Several studies evaluated the efficacy of Enoxaparin compared to LDUH. In a case control study, Arnold et al. (2010) retrospectively reviewed individuals who were admitted greater than 72 hours post-SCI, and who received either 5000 U LDUH three times a day or Enoxaparin (30 mg twice daily or 40 mg once daily). A significant difference between groups in incidence of DVT was not observed (p=0.357). Thumbikat et al. (2002) also conducted a case control study in which individuals were studied, on average, 12 days post-injury. Participants received either 5000 IU LDUH twice daily, or 20 or 40 mg Enoxaparin. The authors reported that 13% of individuals receiving LDUH and 18% of individuals receiving Enoxaparin developed VTE, with peak incidences occurring at 20 to 30 days and 90 to 100 days following injury for both groups overall; however, no statistical analyses were reported.

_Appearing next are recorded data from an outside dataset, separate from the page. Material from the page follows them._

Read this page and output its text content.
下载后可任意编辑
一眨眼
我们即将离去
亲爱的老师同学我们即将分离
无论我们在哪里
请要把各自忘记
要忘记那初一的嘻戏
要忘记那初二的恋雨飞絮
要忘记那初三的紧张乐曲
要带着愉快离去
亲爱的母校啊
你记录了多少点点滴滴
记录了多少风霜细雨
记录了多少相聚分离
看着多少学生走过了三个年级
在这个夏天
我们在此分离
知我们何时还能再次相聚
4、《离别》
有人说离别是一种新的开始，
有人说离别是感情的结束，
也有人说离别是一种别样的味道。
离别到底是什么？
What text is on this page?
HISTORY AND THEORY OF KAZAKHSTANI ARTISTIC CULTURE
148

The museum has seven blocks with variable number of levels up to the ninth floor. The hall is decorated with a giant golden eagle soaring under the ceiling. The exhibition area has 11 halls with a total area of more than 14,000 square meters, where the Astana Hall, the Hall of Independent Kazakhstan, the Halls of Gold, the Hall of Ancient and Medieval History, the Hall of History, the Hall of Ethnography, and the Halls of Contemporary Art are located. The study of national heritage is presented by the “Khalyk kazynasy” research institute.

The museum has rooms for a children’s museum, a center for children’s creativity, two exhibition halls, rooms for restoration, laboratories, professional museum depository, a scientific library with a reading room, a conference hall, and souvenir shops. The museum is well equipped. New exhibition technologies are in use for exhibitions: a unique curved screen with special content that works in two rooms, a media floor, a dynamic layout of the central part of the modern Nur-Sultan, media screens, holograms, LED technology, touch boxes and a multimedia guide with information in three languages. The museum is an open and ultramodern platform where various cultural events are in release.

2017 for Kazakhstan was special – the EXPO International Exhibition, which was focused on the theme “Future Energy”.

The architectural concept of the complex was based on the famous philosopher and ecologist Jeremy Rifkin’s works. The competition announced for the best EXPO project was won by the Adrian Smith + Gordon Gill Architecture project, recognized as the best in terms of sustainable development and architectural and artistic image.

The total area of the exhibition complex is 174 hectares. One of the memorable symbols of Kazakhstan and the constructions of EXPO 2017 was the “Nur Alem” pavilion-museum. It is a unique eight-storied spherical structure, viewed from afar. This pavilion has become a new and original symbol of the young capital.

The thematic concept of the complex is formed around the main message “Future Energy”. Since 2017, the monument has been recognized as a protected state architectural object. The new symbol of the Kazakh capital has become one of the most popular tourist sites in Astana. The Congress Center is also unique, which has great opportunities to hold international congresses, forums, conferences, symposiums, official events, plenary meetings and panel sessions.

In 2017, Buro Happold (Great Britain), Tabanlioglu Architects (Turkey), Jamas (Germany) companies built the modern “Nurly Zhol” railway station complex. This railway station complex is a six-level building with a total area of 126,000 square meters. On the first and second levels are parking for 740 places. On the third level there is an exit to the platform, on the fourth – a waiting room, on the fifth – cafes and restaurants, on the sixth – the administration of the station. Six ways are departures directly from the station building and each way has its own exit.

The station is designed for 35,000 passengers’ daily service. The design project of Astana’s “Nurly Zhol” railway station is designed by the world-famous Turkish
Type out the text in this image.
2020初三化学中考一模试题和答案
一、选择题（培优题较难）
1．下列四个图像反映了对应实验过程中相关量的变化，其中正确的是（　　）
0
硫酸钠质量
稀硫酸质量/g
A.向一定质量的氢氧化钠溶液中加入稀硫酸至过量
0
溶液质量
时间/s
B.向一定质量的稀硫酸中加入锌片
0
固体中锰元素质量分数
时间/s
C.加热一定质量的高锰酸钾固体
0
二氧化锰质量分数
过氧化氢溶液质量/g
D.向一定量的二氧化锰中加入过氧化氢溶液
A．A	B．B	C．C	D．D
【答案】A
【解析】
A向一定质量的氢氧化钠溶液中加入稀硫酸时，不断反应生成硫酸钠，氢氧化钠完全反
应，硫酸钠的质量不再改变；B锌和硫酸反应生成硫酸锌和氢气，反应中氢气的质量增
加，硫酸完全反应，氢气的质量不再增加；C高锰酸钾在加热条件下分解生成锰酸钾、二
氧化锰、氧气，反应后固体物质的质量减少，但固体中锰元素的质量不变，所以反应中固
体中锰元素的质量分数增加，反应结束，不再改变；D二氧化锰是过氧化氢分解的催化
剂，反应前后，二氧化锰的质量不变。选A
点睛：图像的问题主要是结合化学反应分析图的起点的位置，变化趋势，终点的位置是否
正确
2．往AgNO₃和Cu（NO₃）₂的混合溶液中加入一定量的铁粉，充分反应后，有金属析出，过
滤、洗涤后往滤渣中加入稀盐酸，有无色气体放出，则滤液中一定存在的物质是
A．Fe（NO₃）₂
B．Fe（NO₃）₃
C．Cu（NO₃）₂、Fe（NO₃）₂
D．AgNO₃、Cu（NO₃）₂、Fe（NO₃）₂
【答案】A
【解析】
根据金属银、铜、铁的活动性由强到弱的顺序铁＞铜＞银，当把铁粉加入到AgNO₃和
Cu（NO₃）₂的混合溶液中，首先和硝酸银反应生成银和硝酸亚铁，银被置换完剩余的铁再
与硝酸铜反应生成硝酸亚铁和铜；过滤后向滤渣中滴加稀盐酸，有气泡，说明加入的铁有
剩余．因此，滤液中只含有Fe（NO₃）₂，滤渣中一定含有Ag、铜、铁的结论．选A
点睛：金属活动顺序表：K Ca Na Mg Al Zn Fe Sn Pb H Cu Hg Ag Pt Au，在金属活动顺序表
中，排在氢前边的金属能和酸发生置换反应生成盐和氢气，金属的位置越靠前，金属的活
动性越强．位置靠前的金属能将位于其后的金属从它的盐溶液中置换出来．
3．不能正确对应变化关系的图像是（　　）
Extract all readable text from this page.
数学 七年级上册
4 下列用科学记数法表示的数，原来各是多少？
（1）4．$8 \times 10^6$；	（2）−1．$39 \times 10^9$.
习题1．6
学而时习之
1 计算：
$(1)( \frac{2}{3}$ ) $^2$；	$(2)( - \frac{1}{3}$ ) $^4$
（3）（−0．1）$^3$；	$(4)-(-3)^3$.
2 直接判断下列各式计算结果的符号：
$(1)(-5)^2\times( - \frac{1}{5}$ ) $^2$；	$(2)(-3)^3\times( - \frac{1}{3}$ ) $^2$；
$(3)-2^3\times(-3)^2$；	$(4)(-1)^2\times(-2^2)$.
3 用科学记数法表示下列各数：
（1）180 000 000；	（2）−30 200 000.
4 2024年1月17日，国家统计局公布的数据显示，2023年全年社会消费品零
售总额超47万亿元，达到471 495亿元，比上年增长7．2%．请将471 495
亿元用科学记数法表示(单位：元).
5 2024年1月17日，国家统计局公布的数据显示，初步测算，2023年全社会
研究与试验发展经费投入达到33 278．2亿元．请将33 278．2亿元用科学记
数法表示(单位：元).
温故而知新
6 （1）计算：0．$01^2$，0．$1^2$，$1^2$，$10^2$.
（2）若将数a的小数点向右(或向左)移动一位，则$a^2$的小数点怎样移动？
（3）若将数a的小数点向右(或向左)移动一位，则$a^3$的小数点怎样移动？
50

In an RCT by the Spinal Cord Injury Thromboprophylaxis Investigators (2003a), individuals were randomly assigned to receive either 5000 IU LDUH every 8 hours along with IPC, or 40 mg of Enoxaparin every 12 hours without IPC. All individuals studied had sustained an SCI within 72 hours, were monitored for approximately two weeks, and were screened for DVT/PE. In individuals receiving LDUH, the incidence of DVT was 44.9%, which was not significantly different from 60.3% of individuals receiving Enoxaparin (p=0.11). The incidence of PE was significantly higher (18.4%) in individuals receiving LDUH compared to Enoxaparin (5.2%, p=0.03). Further to the previous study, the Spinal Cord Injury Thromboprophylaxis Investigators (2003b) investigated the effect of 6 more weeks of pharmacological prophylaxis following the initial 2-week protocol. Individuals previously receiving 5000 IU LDUH every 8 hours continued to do so, but without concurrent IPC. Individuals previously receiving Enoxaparin continued this regimen, but at a dose of 40 mg once daily. Screening for DVT and PE was performed at the conclusion of the additional 6-week protocol. In individuals receiving LDUH, the incidence of DVT was 18.3% which was not significantly different from 6.8% of individuals receiving Enoxaparin (p=0.067). The incidence of PE was also not significantly different between groups (3.3% and 1.7% of individuals receiving LDUH and Enoxaparin, respectively, p=0.576).
Finally, a case control by Worley et al. (2008) evaluated the efficacy of Dalteparin compared to LDUH. Individuals in acute care (time post-injury otherwise not specified) were retrospectively reviewed; individuals received either 5000 U LDUH twice daily or 5000 U Dalteparin daily. No significant difference in DVT incidence was found between the groups (p=0.7054).
A systematic review by Chen and Wang (2013) examining 18 studies with 2578 individuals compared the effect of different pharmacological VTE prophylactic options. It was concluded that LMWH is similar to LDUH in VTE prevention but has less bleeding complications. There was no difference in VTE prophylaxis using various types and/or doses of LMWH, including enoxaparin, tinzaparin, and dalteparin. Despite the conflicting results presented by Chen and Wang (2013), there is still strong evidence based on five studies that LMWH is more effective than LDUH.